People travelling across provinces must undergo multiple tests, both before departure and on arrival. At their destination, travellers are also required to quarantine themselves at home.
But many employers are doing their bit to encourage staff to stay in the cities and work through the holiday. The Financial Times newspaper reported that some of these incentives include cash gifts, additional streaming credits for mobile phones and free entry to local tourist attractions.
As a result, many people have cancelled their trips, according to media reports.
“The [news of travel restrictions] highlights an important risk to Chinese travel-related companies: that yet another important holiday period could effectively be lost to COVID-19,” logistics and transport research firm Tracking Traffic wrote in a note distributed on the Smartkarma platform.
“Along with Golden Week (October) and the Summer school holidays, [Lunar New Year] is one of only a few periods when Chinese tourists and their families can take long trips (4+ days) within China or internationally. Additionally, we believe many Chinese tourists tend to spend liberally during these long holiday periods, so potential restrictions on [Lunar New Year] travel could hit Chinese travel service providers especially hard.”
China’s airlines could suffer particularly badly.
For instance, the average airfare that China Southern Airlines, one of the country’s big three carriers, charged its passengers for the most frequently travelled domestic routes in the first 25 days of 2021 was about 39 percent below its peak between September and October last year, according to China analyst Osbert Tang, an investor and managing director of Carresberry Capital in Shanghai.

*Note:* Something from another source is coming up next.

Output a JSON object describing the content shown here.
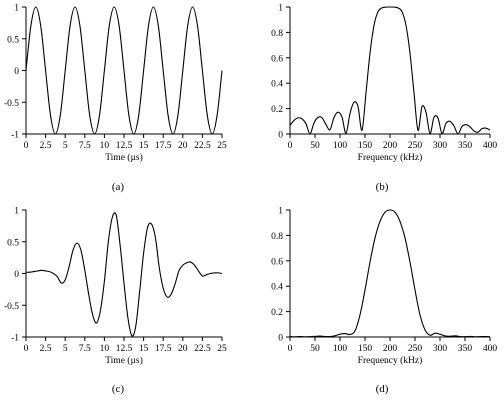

For many weeks after the end of last year’s Spring Festival, migrant workers found themselves out of work as they were stranded in their villages, unable to return to the cities because of travel bans. And without their workers, manufacturers in key cities were forced to remain idle, scrambling global supply chains that rely on the last-minute delivery of raw materials and components.
This year, that situation appears to have been reversed.
Overseas demand for Chinese goods has been surging as people everywhere retool their lives for the new COVID-19 normal.
Exports have grown at double-digit rates for the last three months of 2020, and factories have been looking to take advantage of the situation by powering through the holiday.
Full disclosure: I have probably been partly responsible for China’s big export numbers recently. Working from home over the last year or so, my wife and I have had to buy new computer monitors, while the wear and tear on other gadgets have increased, forcing us to replace them. Over this time, we have replaced our kettle, toaster oven, fans and most recently the fridge – all of which have at least some, if not most, of their components made in China.
Hence the incentives for Chinese workers to carry on working and pad out their pay packets, when they would normally be enjoying their one break of the year surrounded by family with their favourite foods and copious amounts of alcohol, handing out small red packets filled with money to kids running riot around them.
Happy Year of the Ox to all those who are celebrating – or trying to.